Selection of the division plane in trapezoidal and triangular cells. (A–C) Projection of cells onto the shape spaces for trapezoidal (A) and triangular cells (B and C). The space is divided into domains according to which division plane represents the global area minimum for the location in shape space. The position of each data point is set by the shape of the cell at the time of division and the color of the point indicates the plane of division selected by the cell. Dashed lines are the level curves for different values of δ₁₂. Examples of cell shapes and set of competing division planes are shown at the top of the shape spaces.
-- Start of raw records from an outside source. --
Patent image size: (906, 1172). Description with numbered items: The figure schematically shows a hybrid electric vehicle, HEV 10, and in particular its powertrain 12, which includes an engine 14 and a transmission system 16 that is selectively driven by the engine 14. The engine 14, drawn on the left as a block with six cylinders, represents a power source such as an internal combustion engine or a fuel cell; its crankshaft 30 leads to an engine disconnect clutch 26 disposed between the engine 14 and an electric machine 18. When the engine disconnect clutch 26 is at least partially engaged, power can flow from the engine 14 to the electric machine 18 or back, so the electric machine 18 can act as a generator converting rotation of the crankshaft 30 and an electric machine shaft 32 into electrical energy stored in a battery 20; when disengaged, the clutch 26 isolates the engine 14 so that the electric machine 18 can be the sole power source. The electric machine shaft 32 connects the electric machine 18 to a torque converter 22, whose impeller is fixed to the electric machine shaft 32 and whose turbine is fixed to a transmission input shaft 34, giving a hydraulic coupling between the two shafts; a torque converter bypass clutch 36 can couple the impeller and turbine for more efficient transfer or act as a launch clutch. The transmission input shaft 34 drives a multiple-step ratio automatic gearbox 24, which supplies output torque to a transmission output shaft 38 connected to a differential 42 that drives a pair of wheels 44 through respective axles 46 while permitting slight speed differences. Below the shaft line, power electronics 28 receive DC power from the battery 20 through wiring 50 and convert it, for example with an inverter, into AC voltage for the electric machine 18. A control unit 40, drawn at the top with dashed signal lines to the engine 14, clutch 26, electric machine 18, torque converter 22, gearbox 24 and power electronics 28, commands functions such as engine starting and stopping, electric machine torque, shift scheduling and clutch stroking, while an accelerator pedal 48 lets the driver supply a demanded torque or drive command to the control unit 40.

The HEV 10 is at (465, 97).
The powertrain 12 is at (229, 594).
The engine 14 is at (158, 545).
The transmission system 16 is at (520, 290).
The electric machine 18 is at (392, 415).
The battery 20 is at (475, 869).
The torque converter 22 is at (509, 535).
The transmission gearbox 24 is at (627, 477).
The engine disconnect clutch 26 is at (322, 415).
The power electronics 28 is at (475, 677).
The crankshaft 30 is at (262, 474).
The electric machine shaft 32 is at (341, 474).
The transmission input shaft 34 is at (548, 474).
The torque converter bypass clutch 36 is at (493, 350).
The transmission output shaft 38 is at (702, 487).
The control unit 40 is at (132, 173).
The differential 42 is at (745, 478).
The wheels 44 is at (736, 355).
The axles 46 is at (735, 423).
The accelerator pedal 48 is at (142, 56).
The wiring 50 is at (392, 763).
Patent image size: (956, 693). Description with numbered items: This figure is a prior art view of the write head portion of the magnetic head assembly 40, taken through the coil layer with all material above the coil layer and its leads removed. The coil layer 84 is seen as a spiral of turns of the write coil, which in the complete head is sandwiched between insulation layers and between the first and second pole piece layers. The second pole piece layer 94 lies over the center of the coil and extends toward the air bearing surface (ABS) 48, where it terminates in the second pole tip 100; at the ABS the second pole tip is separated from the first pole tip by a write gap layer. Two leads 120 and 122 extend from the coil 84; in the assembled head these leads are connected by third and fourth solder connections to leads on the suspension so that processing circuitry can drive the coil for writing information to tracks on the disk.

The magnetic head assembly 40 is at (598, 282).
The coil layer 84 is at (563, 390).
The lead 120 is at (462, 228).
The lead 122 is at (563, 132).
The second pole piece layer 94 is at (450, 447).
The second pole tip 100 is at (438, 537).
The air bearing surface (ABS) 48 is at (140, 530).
Division planes are numbered as shortest (1), second shortest (2), etc. (A) Projection of 545 trapezoidal cells of Coleochaete. (B) Projection of 289 quadrant cells of Dionaea. (C) Projection of 320 triangular cells of Dionaea. (D–F) Proportion of cells adopting one of two main competing division planes as a function of their relative length difference δ₁₂. The vertical line δ₁₂ = 0 corresponds to the domain boundaries in A to C.

Fig. 4.

Selection of the division plane in polygonal cells. (A–D) Replicas of recently divided cells in the leaf of the fern Microsorum punctatum (Left) and the four shortest division planes predicted for the cell shapes (Right). The cells are examples of divisions along the shortest (A), second shortest (B), third shortest (C), and fourth shortest (D) planes. (E) Proportion of different division modes for the shoot apical meristem of Zinnia elegans. Overall, 78% of the cells divide along the shortest plane. (Inset) Scanning electron micrograph of the shoot apical meristem. (F) Proportion of different division modes for the leaf of the fern M. punctatum. Overall, 77% of the cells divide along the shortest plane. (Inset) Epoxy replica of the leaf epidermis.

Fig. 5.

Mechanistic model for the selection of the division plane. (A) Before preprophase, microtubules radiate from the nucleus. (B) Microtubules reorganize into a finite number of configurations corresponding to the shortest distances between the nucleus and cell edges. (C) The equilibrium configuration favors microtubules that are short. (D) The PPB forms on the edges most heavily populated by microtubules. (E) The cell plate forms at the same position as the PPB. Figure based on refs.  and .

Fig. 6.

Universal rule for the selection of the plane of division. (A) Proportion of cell divisions along plane i as a function of the relative length difference, δ_ij. The proportions are calculated from bins containing at least 70 divisions. The solid line is the best fit of the experimental data with the equation [1 + e^-βδ_ij]^-1 and β = 20.6. Values of β for individual species fits are reported (Inset). (B) Observed proportion of cell divisions along plane i as a function of the predicted probability P_i = e^-βl_i/ρ/Z . The two clouds correspond to divisions where plane i is the shortest plane (mode 1) and the second shortest plane (mode 2).